African Literatures as World Literature

The cover to African Literatures as World LiteratureNew York. Bloomsbury Academic. 2022. 268 pages.

AFRICAN LITERATURES as World Literature is in the Literatures as World Literature series, described as “a novel approach to world literature by analyzing specific constellations—according to language, nation, form, or theme.” However, “African literatures” are not united by language, nationality, form, or theme! The first book in the series dealing with the literatures of a continent unified by culture, one would expect the series editor to add “culture” to the defining “constellations” of world literature.

In the introductory chapter, Alexander Fyfe and Madhu Krishnan, the editors, lay the theoretical groundwork and issues that undergird the rest of the book. They assert that “world literature, specifically, bifurcates around two interrelated modes: the affirmative and the critical.” They go on to define world literature as a “practice . . . intricately bound not only to the circuits of production, circulation and consecration through which ‘a literature’ as such is produced but also through its inextricable ties with the external world.” The editors emphasize works written in African languages, “cross-border and global dialogue,” and transnational literary collaborations.

Bhakti Shringarpure’s “‘African Borders Are Unnatural’: Nairobi and the Rise of a World Literature” uses Nairobi as a case study of African literature engaging with migration, mobility, nomadism, exile, and itinerancy. The author discusses how Binyavanga Wainaina and Joy Mboya deploy cosmopolitan experiences of Nairobi in their respective novels. These writers and the literary magazines such as Jalada and Lolwe move the literary conversation beyond the local and national to “a more cosmopolitan, border-defying and transnational agenda.” Billy Kahora rejects Shringarpure’s argument about Nairobi, the headquarters of “humanitarian consciousness,” as inspiring literary creativity and observes that “more often than not, the African novel is now written in the West.”

Sarah Arens’s chapter discusses the francophone Alain Mabanckou’s and Koli Jean Bofane’s novels set in the two Congo nations, respectively, that “present different visions of African intellectual and literary engagements with the world,” which make African literature in French a type of world literature. Another chapter discusses “Kaisa,” a narrative Swahili poem set in Angoche in northern Mozambique as world literature. Similarly, early Sesotho, isiXhosa, and isiZulu writings are discussed. Clarissa Vierke and Chapane Mutiua seem to strain to describe these works in indigenous South African languages as “world literature.”

The ninth chapter, again on Kenyan and Swahili literatures, emphasizes the aesthetics of book production. Lola Shoneyin’s chapter on the Aké Festival focuses on the “African world stage” and the Ake Review. She is more “concerned about what Africans think about the works of other Africans than what Western readers think of books authored by Africans.” I find Doseline Kiguru’s “Contemporary African Literature and Celebrity Capital” very detailed and exhilarating in its analysis of “celebrity capital.” Penny Cartwright discusses two of Binyavanga Wainaina’s works as “reversing the global media lens.” The last chapter discusses precolonial Fante treatises and essays as literature rather than history.

The essays disproportionately represent African literature with eight chapters covering “world literature” issues in Eastern and South African literatures, two dealing with West African productions, and one with the two Congo nations. There is no single chapter touching on the literature(s) of the Maghreb or North Africa. There are two essays on Nairobi alone, and, adding the essays on Wainaina and Swahili, about five chapters on Kenyan literary productions! This overemphasis on Eastern African literary representations in this book is not borne out by the reality of available literary productions in Africa. In many of the chapters that relate to Kenya and “engaging the world,” Wainaina is focused on, and it becomes a form of overkill.

There is the impression that world literature has only to do with fiction, as the notion of the novel as the “currency” of world literature is promoted. I believe poetry and drama can also be parts of world literature. “Kaisa,” itself a poetic narrative, is the only poetry discussed.
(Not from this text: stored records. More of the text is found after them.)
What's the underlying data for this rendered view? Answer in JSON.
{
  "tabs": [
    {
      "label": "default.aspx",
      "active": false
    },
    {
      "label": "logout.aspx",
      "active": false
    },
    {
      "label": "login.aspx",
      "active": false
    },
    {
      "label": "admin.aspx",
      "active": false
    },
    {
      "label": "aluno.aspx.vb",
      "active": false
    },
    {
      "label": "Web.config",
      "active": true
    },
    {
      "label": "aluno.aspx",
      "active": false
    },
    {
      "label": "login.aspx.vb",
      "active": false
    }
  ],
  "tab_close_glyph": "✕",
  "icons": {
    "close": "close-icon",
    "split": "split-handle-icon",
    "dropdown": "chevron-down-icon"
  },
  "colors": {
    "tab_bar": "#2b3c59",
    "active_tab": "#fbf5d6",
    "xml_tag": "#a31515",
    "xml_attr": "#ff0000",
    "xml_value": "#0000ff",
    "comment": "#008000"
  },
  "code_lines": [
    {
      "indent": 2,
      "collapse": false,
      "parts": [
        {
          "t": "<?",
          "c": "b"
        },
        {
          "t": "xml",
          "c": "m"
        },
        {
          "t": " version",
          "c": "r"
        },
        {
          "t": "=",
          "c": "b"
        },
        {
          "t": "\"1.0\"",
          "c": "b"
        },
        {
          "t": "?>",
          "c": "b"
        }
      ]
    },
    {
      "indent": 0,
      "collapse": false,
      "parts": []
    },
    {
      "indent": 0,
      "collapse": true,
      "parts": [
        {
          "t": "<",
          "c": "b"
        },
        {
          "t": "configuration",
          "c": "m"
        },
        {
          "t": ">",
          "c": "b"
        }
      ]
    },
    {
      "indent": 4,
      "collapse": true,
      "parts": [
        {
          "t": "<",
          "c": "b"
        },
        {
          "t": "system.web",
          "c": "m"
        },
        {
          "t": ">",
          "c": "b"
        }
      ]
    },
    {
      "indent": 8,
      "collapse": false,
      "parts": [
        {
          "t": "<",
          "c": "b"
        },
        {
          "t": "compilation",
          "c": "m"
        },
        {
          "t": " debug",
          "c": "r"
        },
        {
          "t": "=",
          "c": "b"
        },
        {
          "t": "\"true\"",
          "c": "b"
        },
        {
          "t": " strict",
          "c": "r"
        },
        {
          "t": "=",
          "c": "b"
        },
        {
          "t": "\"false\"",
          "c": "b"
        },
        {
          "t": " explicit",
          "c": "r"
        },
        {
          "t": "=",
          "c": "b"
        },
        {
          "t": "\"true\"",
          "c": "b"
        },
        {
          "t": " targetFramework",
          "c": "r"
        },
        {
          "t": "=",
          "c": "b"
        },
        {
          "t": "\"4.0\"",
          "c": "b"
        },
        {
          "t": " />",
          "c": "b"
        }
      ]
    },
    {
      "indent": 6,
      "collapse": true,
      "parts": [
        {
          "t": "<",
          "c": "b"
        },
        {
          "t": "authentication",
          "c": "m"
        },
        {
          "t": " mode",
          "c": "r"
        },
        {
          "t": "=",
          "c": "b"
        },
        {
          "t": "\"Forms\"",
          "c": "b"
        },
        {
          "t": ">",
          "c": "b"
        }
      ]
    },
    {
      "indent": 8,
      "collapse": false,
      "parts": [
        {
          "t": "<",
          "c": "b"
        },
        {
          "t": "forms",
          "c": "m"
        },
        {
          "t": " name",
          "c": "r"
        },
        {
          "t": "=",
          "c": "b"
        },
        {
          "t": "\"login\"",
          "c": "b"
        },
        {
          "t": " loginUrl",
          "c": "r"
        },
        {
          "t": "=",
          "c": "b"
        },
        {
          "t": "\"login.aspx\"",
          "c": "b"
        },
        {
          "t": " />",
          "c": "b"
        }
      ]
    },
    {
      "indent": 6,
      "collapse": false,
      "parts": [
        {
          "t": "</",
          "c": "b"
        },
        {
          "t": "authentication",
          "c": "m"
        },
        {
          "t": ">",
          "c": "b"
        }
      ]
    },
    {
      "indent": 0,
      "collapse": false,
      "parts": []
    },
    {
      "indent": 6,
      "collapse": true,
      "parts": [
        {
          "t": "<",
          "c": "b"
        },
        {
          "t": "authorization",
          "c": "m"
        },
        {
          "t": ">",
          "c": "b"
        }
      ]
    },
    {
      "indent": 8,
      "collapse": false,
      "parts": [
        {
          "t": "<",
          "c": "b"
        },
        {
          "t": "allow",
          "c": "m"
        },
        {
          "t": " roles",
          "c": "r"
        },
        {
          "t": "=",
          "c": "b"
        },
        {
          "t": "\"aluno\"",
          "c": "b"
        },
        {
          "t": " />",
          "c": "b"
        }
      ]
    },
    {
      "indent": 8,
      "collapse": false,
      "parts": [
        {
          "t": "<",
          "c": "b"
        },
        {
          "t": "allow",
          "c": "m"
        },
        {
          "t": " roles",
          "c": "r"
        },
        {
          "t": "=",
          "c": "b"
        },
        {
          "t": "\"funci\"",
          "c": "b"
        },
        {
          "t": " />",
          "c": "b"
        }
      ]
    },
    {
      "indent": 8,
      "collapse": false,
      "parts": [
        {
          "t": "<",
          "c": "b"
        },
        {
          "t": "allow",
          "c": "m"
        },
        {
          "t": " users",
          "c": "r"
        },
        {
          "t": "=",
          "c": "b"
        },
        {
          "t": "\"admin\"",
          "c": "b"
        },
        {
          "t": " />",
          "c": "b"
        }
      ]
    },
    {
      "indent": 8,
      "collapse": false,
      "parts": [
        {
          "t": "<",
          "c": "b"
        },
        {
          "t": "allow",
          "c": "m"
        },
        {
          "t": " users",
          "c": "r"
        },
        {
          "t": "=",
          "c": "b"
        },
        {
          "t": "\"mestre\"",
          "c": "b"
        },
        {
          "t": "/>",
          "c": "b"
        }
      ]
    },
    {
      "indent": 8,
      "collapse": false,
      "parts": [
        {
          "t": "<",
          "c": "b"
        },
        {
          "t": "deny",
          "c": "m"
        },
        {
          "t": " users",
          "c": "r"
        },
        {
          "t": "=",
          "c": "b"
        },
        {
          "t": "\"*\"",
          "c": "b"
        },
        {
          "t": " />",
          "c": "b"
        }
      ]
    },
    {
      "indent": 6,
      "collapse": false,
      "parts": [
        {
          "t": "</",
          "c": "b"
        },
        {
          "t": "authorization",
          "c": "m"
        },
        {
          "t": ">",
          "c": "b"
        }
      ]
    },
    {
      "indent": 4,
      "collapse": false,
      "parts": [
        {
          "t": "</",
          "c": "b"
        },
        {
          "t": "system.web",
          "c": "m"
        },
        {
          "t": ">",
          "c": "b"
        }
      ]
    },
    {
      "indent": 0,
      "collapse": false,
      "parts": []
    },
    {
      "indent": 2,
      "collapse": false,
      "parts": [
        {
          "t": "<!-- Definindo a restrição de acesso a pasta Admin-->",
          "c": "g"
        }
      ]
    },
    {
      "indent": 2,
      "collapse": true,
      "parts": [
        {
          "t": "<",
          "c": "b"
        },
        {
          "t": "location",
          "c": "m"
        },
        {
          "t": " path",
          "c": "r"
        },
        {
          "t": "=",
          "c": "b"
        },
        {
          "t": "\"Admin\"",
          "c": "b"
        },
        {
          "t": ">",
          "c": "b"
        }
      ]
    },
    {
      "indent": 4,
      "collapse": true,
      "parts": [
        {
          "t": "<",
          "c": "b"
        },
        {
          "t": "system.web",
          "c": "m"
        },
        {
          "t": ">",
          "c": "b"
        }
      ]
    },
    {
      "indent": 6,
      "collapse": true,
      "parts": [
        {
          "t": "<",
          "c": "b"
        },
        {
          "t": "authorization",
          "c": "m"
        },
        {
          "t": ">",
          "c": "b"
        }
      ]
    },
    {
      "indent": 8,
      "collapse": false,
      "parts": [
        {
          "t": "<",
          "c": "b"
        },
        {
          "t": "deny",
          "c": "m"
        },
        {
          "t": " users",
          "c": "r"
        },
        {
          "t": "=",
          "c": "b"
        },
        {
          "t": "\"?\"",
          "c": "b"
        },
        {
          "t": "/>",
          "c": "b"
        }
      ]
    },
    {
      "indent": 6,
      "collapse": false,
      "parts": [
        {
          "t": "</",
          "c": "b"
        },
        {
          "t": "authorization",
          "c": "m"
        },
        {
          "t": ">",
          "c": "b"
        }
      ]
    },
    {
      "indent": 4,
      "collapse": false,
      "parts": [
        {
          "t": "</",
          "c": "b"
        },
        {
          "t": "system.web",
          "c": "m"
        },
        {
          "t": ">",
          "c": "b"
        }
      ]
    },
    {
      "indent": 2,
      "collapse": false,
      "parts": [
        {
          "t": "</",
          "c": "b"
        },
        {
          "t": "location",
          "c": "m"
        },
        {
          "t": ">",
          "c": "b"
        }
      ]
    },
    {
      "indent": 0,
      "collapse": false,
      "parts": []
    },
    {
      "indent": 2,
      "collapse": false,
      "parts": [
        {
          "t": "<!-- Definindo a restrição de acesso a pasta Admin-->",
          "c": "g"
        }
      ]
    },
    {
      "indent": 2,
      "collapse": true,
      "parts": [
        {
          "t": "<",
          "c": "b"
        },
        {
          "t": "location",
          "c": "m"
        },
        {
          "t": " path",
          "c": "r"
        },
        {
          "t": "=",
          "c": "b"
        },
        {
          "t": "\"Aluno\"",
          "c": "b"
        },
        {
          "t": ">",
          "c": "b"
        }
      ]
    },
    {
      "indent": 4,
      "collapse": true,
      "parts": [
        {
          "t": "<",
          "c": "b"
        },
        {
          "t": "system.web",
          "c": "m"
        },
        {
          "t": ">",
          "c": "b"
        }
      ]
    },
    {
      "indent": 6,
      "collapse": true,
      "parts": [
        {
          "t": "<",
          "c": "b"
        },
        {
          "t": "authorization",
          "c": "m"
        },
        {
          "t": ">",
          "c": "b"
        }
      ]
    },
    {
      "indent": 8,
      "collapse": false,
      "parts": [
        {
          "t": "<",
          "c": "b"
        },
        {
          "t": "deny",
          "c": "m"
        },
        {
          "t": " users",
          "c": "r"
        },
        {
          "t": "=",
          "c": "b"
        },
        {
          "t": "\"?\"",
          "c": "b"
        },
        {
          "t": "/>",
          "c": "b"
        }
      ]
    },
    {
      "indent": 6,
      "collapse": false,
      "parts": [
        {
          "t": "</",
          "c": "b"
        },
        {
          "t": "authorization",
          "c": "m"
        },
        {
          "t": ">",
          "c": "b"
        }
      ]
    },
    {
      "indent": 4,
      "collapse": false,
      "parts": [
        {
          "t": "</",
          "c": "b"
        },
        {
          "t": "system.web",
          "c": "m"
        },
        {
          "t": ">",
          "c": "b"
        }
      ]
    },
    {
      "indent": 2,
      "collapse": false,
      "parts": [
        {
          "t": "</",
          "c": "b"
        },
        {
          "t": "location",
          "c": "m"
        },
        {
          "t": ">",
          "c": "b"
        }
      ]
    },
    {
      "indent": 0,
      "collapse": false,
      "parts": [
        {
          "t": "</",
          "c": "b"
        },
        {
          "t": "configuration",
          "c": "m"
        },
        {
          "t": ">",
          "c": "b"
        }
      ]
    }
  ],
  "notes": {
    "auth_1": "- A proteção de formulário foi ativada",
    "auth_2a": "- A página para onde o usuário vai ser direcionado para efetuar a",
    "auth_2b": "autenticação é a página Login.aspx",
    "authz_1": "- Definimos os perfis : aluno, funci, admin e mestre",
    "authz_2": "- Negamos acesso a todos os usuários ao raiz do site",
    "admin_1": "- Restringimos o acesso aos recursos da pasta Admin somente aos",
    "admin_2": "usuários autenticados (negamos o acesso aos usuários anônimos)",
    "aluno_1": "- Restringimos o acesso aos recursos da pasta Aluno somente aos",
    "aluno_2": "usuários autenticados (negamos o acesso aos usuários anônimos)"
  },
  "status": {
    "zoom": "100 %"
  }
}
There are plays such as Wole Soyinka’s Death and the King’s Horseman that belong to the world literature category.

The contributors may not be familiar names in African literary scholarship with professors and many young scholars and artists/writers related to literature. However, the high quality and coherence of the contributions more than make up for that and the lack of total representation of Africa. One comes out of reading this book with a deeper understanding of how literatures can be seen as “world literature.” Apart from two or so chapters that seem to strain to confer “world literature” status on some works, this is a welcome addition to the discourse of African literatures as world literature.